Question

The mean area of homes in a certain city built in 2009 was 2438 square feet. Assume that a simple random sample of 11 homes in the same city built in 2010 had a mean area of 2,293 square feet, with a standard deviation of 225 square feet. An insurance company wants to know if the mean area of homes built in 2010 is less than that of homes built in 2009. Compute the P-value of the test. Write down your P-value. You will need it for the next question.

Answer 1

Answer:

The p-value of the test is 0.029.

Step-by-step explanation:

The mean area of homes in a certain city built in 2009 was 2438 square feet.

An insurance company wants to know if the mean area of homes built in 2010 is less than that of homes built in 2009.
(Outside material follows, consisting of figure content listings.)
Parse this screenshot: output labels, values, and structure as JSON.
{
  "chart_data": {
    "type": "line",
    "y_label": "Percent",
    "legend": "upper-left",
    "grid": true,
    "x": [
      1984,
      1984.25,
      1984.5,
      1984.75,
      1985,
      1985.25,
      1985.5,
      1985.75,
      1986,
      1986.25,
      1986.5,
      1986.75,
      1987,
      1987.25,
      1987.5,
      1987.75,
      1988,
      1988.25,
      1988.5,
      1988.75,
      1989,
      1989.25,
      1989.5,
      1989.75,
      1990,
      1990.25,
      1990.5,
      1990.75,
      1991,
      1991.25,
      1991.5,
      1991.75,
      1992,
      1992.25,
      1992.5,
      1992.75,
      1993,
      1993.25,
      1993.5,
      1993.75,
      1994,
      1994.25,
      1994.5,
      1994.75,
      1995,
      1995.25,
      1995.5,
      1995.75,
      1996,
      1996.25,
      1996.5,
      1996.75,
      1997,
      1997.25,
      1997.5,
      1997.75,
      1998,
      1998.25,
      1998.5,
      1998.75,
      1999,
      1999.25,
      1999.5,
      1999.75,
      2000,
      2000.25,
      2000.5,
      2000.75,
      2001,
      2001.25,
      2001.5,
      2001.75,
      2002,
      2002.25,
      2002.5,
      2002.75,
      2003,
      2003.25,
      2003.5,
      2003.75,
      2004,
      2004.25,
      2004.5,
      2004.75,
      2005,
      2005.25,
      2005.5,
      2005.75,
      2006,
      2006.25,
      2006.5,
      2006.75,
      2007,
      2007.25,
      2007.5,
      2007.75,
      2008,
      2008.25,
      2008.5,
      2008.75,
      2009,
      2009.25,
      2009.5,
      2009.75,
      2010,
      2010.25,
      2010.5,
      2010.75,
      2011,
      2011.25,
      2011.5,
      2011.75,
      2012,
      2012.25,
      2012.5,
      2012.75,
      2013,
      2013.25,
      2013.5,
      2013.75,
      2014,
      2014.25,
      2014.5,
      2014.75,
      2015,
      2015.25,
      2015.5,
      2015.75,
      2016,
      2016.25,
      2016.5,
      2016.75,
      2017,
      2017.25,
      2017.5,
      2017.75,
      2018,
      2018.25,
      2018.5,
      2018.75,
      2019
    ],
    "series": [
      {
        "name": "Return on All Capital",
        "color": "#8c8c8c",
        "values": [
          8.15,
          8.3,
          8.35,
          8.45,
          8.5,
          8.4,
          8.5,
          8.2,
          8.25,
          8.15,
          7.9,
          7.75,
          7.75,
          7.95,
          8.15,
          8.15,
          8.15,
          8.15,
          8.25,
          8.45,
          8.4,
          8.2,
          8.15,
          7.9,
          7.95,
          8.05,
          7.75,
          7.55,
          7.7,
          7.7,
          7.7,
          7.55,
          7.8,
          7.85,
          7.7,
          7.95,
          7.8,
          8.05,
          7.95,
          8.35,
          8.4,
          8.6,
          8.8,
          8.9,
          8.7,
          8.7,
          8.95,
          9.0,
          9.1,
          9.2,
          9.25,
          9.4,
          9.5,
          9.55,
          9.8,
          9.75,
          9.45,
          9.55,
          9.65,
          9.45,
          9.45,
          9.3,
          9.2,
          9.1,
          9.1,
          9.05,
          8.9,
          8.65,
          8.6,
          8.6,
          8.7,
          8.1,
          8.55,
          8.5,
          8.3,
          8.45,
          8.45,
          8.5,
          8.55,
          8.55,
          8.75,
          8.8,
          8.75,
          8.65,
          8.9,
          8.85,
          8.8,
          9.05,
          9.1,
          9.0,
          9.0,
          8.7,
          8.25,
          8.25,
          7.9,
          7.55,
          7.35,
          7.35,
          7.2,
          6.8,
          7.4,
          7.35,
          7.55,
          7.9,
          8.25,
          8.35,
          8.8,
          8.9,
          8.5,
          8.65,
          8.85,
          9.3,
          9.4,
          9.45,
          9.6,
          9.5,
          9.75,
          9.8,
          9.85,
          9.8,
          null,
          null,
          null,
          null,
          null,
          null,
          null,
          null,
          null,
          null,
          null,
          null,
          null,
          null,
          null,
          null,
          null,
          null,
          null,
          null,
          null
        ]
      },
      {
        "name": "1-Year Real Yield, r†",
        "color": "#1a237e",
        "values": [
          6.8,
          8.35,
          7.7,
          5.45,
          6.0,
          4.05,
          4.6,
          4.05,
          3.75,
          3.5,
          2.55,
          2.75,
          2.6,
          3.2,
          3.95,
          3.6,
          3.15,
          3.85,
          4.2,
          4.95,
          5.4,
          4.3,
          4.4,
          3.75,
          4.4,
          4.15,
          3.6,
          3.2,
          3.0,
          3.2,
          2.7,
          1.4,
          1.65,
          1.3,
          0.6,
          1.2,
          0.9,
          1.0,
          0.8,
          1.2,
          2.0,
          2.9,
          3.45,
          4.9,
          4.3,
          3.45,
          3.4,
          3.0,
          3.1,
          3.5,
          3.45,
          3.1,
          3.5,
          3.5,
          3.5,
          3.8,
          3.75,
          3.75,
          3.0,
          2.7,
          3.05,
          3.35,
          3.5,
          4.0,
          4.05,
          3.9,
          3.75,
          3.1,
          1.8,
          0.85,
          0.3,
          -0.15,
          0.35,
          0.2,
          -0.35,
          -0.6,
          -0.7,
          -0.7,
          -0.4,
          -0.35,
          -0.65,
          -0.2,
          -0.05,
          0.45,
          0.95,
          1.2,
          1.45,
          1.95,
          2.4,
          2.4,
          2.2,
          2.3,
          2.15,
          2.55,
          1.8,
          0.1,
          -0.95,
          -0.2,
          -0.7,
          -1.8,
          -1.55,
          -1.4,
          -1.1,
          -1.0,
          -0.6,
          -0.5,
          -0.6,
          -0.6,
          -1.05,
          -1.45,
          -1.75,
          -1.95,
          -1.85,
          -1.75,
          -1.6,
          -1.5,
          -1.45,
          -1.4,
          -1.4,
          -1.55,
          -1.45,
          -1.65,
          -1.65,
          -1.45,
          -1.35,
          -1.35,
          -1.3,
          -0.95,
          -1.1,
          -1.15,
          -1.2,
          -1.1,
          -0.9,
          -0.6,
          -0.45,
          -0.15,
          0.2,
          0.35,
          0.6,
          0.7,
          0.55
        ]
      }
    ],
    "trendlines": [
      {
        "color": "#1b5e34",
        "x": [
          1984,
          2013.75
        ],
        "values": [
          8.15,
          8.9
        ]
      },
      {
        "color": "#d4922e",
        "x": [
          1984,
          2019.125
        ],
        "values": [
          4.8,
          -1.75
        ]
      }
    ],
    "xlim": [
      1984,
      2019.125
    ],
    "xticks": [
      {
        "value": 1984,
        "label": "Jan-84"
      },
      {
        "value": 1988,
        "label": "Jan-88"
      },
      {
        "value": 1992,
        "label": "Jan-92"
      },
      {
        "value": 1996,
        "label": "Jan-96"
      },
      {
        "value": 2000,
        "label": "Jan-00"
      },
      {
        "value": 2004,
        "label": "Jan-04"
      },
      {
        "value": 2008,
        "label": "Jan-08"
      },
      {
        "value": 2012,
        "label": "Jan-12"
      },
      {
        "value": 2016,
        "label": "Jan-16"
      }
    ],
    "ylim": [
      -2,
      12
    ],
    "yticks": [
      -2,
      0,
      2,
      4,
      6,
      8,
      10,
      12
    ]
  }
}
This means that at the null hypothesis we test if the mean is the same as in 2009, that is:

$H_0: \mu = 2438$

At the alternate hypothesis, we test that if it is less, than is;

$H_a: \mu < 2438$

The test statistic is:

$t = \frac{X - \mu}{\frac{s}{\sqrt{n}}}$

In which X is the sample mean, $\mu$ is the value tested at the null hypothesis, s is the standard deviation and n is the size of the sample.

2438 is tested at the null hypothesis:

This means that $\mu = 2438$

Assume that a simple random sample of 11 homes in the same city built in 2010 had a mean area of 2,293 square feet, with a standard deviation of 225 square feet.

This means that $n = 11, X = 2293, s = 225$

Value of the test statistic:

$t = \frac{X - \mu}{\frac{s}{\sqrt{n}}}$

$t = \frac{2293 - 2438}{\frac{225}{\sqrt{11}}}$

$t = -2.14$

Compute the P-value of the test.

Probability of finding a mean less than a value(in this case, 2293) is a one-tailed test.

The pvalue is found for a one-tailed test, with t = -2.14 and 11 - 1 = 10 degrees of freedom. With the help of a calculator, the pvalue of the test is of 0.029

The p-value of the test is 0.029.